This op-ed was first published by UCLA Today Online.

By Claire Panosian

This spring, as in quarters past, I will teach global health and development to UCLA undergrads. It's hard work — but it's also a labor of love. After all, how many medical professors get to give the college course they would have most wanted to take, if only it had been offered way back when?

I start with big questions to which we actually have (reasonably) accurate answers. "How many people died in the world last year and what killed them?" is one of my opening gambits, followed by: "How many deaths were preventable? In whom? And why?"

No one posed these questions when I was in medical school. Does someone today? To be honest, I'm not sure. Given the fierce competition for curriculum and the focus on hard science, however, I wouldn't be surprised if more than a few med students still stumble over these global stats.

Which is not to point a finger, but to launch a thesis. With the information now available, and our 21st-century "small planet" mind-set, why shouldn't every well-informed American know something about the global geography of death and disease?

Or, to reframe the question, why don't we teach global health demographics along with such fundamentals as reading and writing well before young people enter college and medical school?

Is it because, as a British friend recently declared: "Americans are the most death-denying people on the face of the earth"? Although her statement has a ring of truth, I don't believe it affects what happens in American classrooms, as opposed, perhaps, to hospitals.

So here's a more plausible explanation. Until recently, easy global health teaching tools — for example, simple maps and tables, as opposed to technical reports and data sets — were hard to find. That's no longer true. International development students, please note: If you want a head start on our class, just look at the "Burden of Disease" cartograms recently added to the social, economic and health world maps at www. worldmapper.org.

Through my seminar, I've also learned the importance of putting a human face on the diseases we discuss, which is why I pull out all the stops when it comes to photos, videos and storytelling.

Finally, why should any of us who do not work in international development or medicine or public health care about the diseases of others far away? There are many answers to this question — too many, in fact, to cover here.
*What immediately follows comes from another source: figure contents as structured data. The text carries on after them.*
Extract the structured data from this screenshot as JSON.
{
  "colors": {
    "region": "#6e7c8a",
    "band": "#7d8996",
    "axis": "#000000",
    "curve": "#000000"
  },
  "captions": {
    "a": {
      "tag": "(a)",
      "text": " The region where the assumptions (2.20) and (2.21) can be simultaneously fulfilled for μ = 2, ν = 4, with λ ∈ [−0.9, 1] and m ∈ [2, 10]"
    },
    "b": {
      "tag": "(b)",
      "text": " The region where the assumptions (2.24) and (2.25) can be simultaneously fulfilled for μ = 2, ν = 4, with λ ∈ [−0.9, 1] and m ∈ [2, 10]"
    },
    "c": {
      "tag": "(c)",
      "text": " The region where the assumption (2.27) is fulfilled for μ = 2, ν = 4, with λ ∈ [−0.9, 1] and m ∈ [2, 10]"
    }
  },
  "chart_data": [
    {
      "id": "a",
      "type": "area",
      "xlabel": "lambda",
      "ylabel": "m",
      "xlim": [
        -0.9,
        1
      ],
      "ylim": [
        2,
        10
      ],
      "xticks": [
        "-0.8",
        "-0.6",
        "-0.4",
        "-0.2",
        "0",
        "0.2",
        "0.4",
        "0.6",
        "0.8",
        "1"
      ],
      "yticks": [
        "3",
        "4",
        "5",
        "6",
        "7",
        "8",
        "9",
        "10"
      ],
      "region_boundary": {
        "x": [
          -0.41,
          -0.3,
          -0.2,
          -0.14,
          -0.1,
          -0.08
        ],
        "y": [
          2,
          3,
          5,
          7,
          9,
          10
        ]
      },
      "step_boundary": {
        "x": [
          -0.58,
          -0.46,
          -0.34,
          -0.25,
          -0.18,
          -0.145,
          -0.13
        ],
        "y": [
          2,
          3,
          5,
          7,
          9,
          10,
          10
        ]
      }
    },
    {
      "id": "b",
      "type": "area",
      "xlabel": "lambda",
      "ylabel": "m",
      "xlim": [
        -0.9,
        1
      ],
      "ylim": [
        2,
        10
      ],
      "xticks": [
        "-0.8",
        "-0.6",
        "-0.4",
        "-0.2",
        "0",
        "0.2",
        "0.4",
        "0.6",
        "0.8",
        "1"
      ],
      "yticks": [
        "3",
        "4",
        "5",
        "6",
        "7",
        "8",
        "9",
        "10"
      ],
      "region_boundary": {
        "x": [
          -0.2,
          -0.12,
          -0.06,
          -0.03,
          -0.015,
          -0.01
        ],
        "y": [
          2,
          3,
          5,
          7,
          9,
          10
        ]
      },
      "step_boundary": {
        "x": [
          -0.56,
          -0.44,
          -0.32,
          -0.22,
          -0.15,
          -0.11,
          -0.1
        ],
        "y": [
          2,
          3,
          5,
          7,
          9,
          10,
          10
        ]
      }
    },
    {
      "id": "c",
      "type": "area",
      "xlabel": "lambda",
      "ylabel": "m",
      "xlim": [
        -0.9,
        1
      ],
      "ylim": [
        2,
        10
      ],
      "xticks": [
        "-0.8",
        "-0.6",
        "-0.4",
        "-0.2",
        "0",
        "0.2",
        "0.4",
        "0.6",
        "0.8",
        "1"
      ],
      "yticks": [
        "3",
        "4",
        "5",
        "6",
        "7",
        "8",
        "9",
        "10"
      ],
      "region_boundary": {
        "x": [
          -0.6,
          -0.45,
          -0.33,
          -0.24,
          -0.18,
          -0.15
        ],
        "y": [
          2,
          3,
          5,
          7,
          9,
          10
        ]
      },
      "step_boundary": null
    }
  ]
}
Rather than emphasizing the old, fear-based argument ("global bugs are gonna getcha"), teachers should start with fundamentals of global health that most people in the "bottom billion" still lack: water and sanitation, adequate nutrition, literacy and health information, safe childbirth, preventive vaccines, bed nets.

I'm all for distributing excellent drugs and building better hospitals in developing countries, but the first list equals the most basic building blocks of survival and hope. If nothing else, we should all know where these fundamentals still do not exist — and their toll on human lives.

Panosian, a clinical professor of medicine and infectious diseases, is co-founder of UCLA's Program in Global Health.